1.     Condition 1 is hereby reviewed and varied to the effect that: the merged entity shall hold the following Operating and Frequency Spectrum Licences in accordance with the terms and conditions imposed by the Regulator (Communications Commission of Kenya) at the time of issuing the licence including the pre-emptive right of renewal;

Operating Licences

(i)  Network   Facility   Provider   –   Tier   1   –   Licence   No. TL/NFP/T1/00001

(ii)  Applications Service Provider – Licence No. TL/ASP/00001 (iii)  Content Service Provider – Licence No. TL/CSP/00001

(iv)  International  Systems  and  Service  Provider  –  Licence  No. TL/ULF/IGS/00001

(v)  Submarine Cable Landing – Licence No. TL/SCR/00003

Frequency Spectrum Licences

    (i)  800MHZ – Licence No. FL/0008

   (ii)  900MHZ – Licence No. FL/0009

   (iii)  1800MHZ – Licence No.

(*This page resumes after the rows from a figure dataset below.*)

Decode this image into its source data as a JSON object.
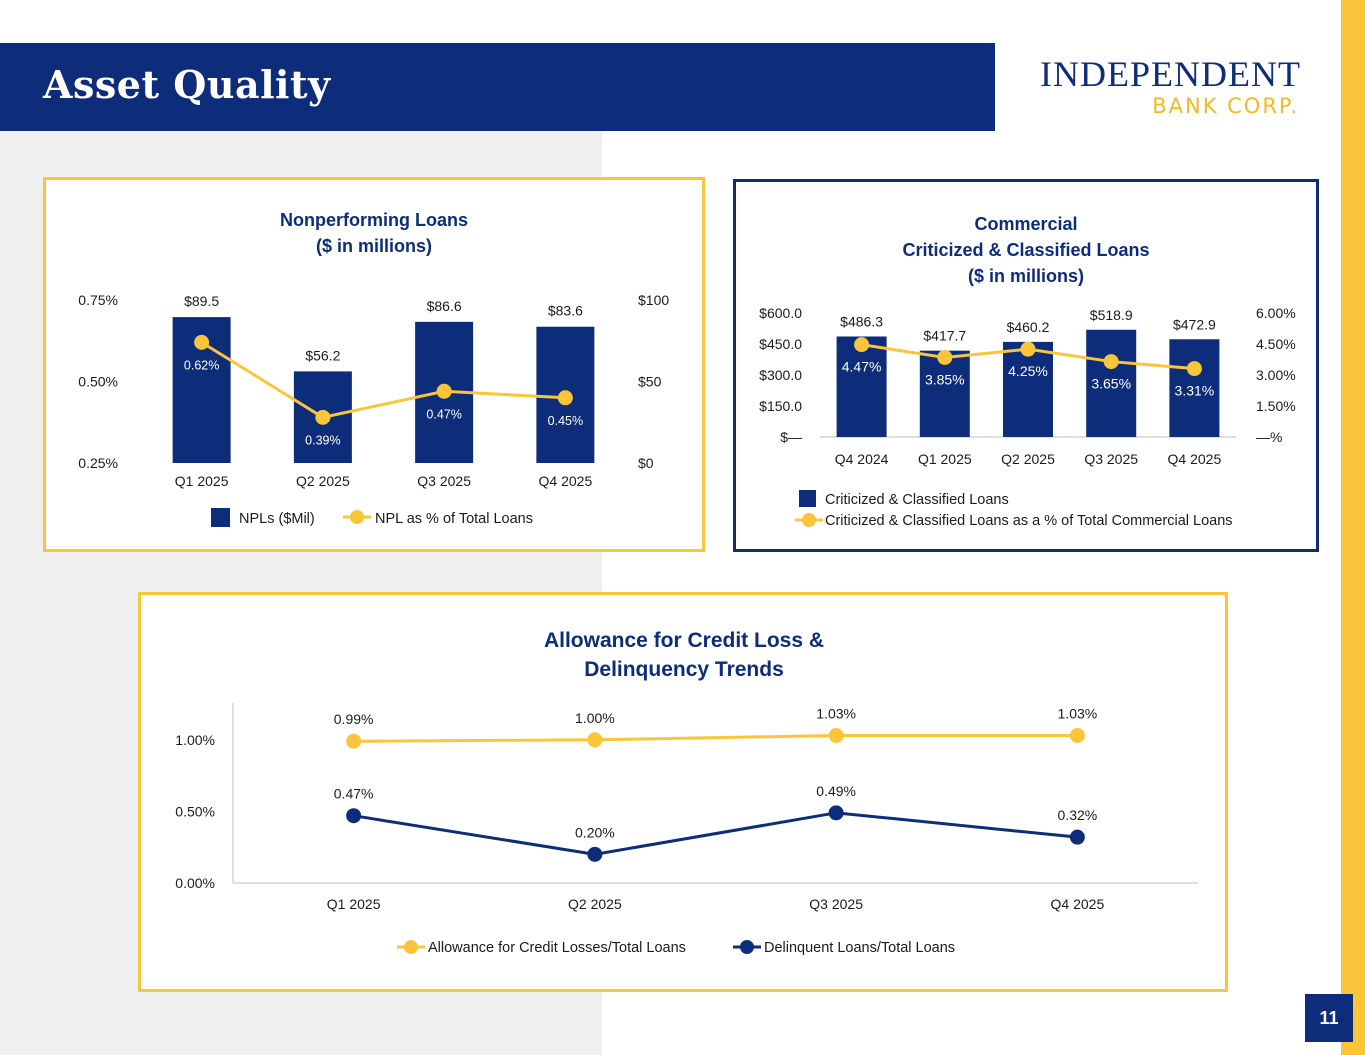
{
  "header": {
    "title": "Asset Quality"
  },
  "logo": {
    "line1": "INDEPENDENT",
    "line2": "BANK CORP."
  },
  "page_number": "11",
  "colors": {
    "navy": "#0d2c7a",
    "gold": "#fbc53a"
  },
  "chart_data": [
    {
      "id": "npl",
      "type": "bar",
      "title_lines": [
        "Nonperforming Loans",
        "($ in millions)"
      ],
      "categories": [
        "Q1 2025",
        "Q2 2025",
        "Q3 2025",
        "Q4 2025"
      ],
      "series": [
        {
          "name": "NPLs ($Mil)",
          "type": "bar",
          "axis": "right",
          "values": [
            89.5,
            56.2,
            86.6,
            83.6
          ],
          "labels": [
            "$89.5",
            "$56.2",
            "$86.6",
            "$83.6"
          ]
        },
        {
          "name": "NPL as % of Total Loans",
          "type": "line",
          "axis": "left",
          "values": [
            0.62,
            0.39,
            0.47,
            0.45
          ],
          "labels": [
            "0.62%",
            "0.39%",
            "0.47%",
            "0.45%"
          ]
        }
      ],
      "left_axis": {
        "ticks": [
          "0.75%",
          "0.50%",
          "0.25%"
        ],
        "tick_values": [
          0.75,
          0.5,
          0.25
        ],
        "ylim": [
          0.25,
          0.75
        ]
      },
      "right_axis": {
        "ticks": [
          "$100",
          "$50",
          "$0"
        ],
        "tick_values": [
          100,
          50,
          0
        ],
        "ylim": [
          0,
          100
        ]
      },
      "legend": [
        "NPLs ($Mil)",
        "NPL as % of Total Loans"
      ]
    },
    {
      "id": "cc",
      "type": "bar",
      "title_lines": [
        "Commercial",
        "Criticized & Classified Loans",
        "($ in millions)"
      ],
      "categories": [
        "Q4 2024",
        "Q1 2025",
        "Q2 2025",
        "Q3 2025",
        "Q4 2025"
      ],
      "series": [
        {
          "name": "Criticized & Classified Loans",
          "type": "bar",
          "axis": "left",
          "values": [
            486.3,
            417.7,
            460.2,
            518.9,
            472.9
          ],
          "labels": [
            "$486.3",
            "$417.7",
            "$460.2",
            "$518.9",
            "$472.9"
          ]
        },
        {
          "name": "Criticized & Classified Loans as a % of Total Commercial Loans",
          "type": "line",
          "axis": "right",
          "values": [
            4.47,
            3.85,
            4.25,
            3.65,
            3.31
          ],
          "labels": [
            "4.47%",
            "3.85%",
            "4.25%",
            "3.65%",
            "3.31%"
          ]
        }
      ],
      "left_axis": {
        "ticks": [
          "$600.0",
          "$450.0",
          "$300.0",
          "$150.0",
          "$—"
        ],
        "tick_values": [
          600,
          450,
          300,
          150,
          0
        ],
        "ylim": [
          0,
          600
        ]
      },
      "right_axis": {
        "ticks": [
          "6.00%",
          "4.50%",
          "3.00%",
          "1.50%",
          "—%"
        ],
        "tick_values": [
          6,
          4.5,
          3,
          1.5,
          0
        ],
        "ylim": [
          0,
          6
        ]
      },
      "legend": [
        "Criticized & Classified Loans",
        "Criticized & Classified Loans as a % of Total Commercial Loans"
      ]
    },
    {
      "id": "acl",
      "type": "line",
      "title_lines": [
        "Allowance for Credit Loss &",
        "Delinquency Trends"
      ],
      "categories": [
        "Q1 2025",
        "Q2 2025",
        "Q3 2025",
        "Q4 2025"
      ],
      "series": [
        {
          "name": "Allowance for Credit Losses/Total Loans",
          "color": "gold",
          "values": [
            0.99,
            1.0,
            1.03,
            1.03
          ],
          "labels": [
            "0.99%",
            "1.00%",
            "1.03%",
            "1.03%"
          ]
        },
        {
          "name": "Delinquent Loans/Total Loans",
          "color": "navy",
          "values": [
            0.47,
            0.2,
            0.49,
            0.32
          ],
          "labels": [
            "0.47%",
            "0.20%",
            "0.49%",
            "0.32%"
          ]
        }
      ],
      "left_axis": {
        "ticks": [
          "1.00%",
          "0.50%",
          "0.00%"
        ],
        "tick_values": [
          1.0,
          0.5,
          0.0
        ],
        "ylim": [
          0,
          1.25
        ]
      },
      "legend": [
        "Allowance for Credit Losses/Total Loans",
        "Delinquent Loans/Total Loans"
      ]
    }
  ]
}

FL/0009

   (iv)  2100MHZ – Licence No. FL/001/002

2.  Condition 2 is hereby reviewed and varied to the effect that the merged entities’ operating and spectrum licence, the spectrum in the and 1800MHZ acquired from Telkom shall be held by the merged entity in accordance with the terms and conditions imposed by the regulator (Communications Authority of Kenya) including the pre- emptive right of renewal;

3.  Condition 3  is  reviewed  and  varied  to  the  effect  that  the merged entity shall not sell the merged business/enterprise for a period of five (5) years but can enter into agreements (including sale agreements and sale of shares) in the ordinary course of business provided that where shares of the merged entity are sold, the same shall be limited to not more than forty per centum (40%), further, the merged entity shall not sell a substantial portion of its share to a market competitor holding more than forty per centum (40%) of the market share;

4.  Condition 5 and 6 on access of the 4,204 kilometres of the fibre managed by the 1st Appellant on behalf of the Government are hereby affirmed save to state the condition does not curtail the concept of freedom of contract between the merged entity and the Government of Kenya, therefore, the merged entity is at liberty to negotiate with the Government of Kenya on use of the fibre;

6.  Condition 7 is affirmed as follows; the merged entity shall ensure that at least three hundred and forty-nine (349) of the six hundred and seventy-four (674) employees of the target are retained as follows;—

(i)  120 employees by the merged entity for a period of two (2) years from the date of the implementation of the merger;

(ii)  114 employees by Telkom Kenya Limited for a period of two years from the date of the implementation of the merger; and

(iii)  115 employees to be absorbed by the network partners of the merged entity;

7.     Condition 8 is hereby reviewed and varied to the extent that the merged entity shall for the first two years of effecting the merger, annually furnish the Competition Authority of Kenya with a detailed report on the compliance of the conditions as varied, modified or affirmed.

8.     Each party to bear its own costs.

JOHN N. MWANGI,

MR/0747906                                                                                                         Secretary, Competition Tribunal.